Poster

Surface lattice dynamics of Cs

D. Campi1, M. Bernasconi1, G. Benedek1,2, A. P. Graham3, and J. P. Toennies3

1Dipartimento di Scienza dei Materiali, Universita di Milano-Bicocca, Via Cozzi 53, 20125 Milano, Italy

2Donostia International Physics Center (DIPC), University of the Basque Country (UPV-EHU), Paseo M. de Lardizabal 4, 20018 San Sebastián/Donostia, Spain

3Max Planck Institut fur Dynamik und Selbstorganisation, Bunsenstrasse 10, 37073 Gottingen, Germany

Recent studies of inelastic Helium atom scattering (HAS) from metal surfaces have shown that HAS intensities are determined by electron-phonon (e-p) interaction, i.e., by the surface charge oscillations produced by atomic vibrations.
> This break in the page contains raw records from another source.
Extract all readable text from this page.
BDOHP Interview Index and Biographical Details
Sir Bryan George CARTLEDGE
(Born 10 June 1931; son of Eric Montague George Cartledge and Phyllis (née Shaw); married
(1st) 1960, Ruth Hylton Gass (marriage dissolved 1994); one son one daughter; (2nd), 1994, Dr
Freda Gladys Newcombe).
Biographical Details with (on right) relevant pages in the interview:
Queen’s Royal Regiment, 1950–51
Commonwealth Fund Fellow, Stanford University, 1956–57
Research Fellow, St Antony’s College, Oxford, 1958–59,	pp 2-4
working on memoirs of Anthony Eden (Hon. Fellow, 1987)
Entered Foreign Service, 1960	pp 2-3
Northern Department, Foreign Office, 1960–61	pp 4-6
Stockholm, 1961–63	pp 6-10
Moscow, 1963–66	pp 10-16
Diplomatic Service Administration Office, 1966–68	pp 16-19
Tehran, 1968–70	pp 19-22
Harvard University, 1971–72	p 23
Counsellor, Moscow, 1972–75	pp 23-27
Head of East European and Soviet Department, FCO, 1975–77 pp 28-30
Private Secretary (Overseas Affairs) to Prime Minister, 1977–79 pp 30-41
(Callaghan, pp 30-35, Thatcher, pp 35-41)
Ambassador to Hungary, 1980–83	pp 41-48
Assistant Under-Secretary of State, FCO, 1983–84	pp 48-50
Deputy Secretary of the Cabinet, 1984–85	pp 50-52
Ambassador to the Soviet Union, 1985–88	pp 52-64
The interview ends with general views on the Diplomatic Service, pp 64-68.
As a consequence HAS has the ability to reveal sub-surface vibrational modes, as deep as the e-p interaction range (quantum-sonar effect) [1]. In this respect it is natural to investigate the case of simple metal (alkali) surfaces, where the surface electron density appears perfectly flat to thermal He atom scattering as expected for highly delocalized electronis states, but electron-phonon interaction is not particularly strong. HAS experiments from 20 ML Cs / Pt(111) show the expected Rayleigh wave (RW) dispersion curve for Cs and the anomalous surface longitudinal resonance, which is normally localized, towards the zone boundary, on subsurface layers and is therefore excited via surface e-p interaction, An theoretical analysis based on density functional perturbation theory (DFPT) calculations is presented.

[1] G. Benedek, M. Bernasconi, K.-P. Bohnen, D. Campi, E. V. Chulkov, P. M. Echenique, R. Heid, I. Yu. Sklyadneva, and J. P. Toennies, Phys. Chem. Chem. Phys. 16, 7159-7172 (2014)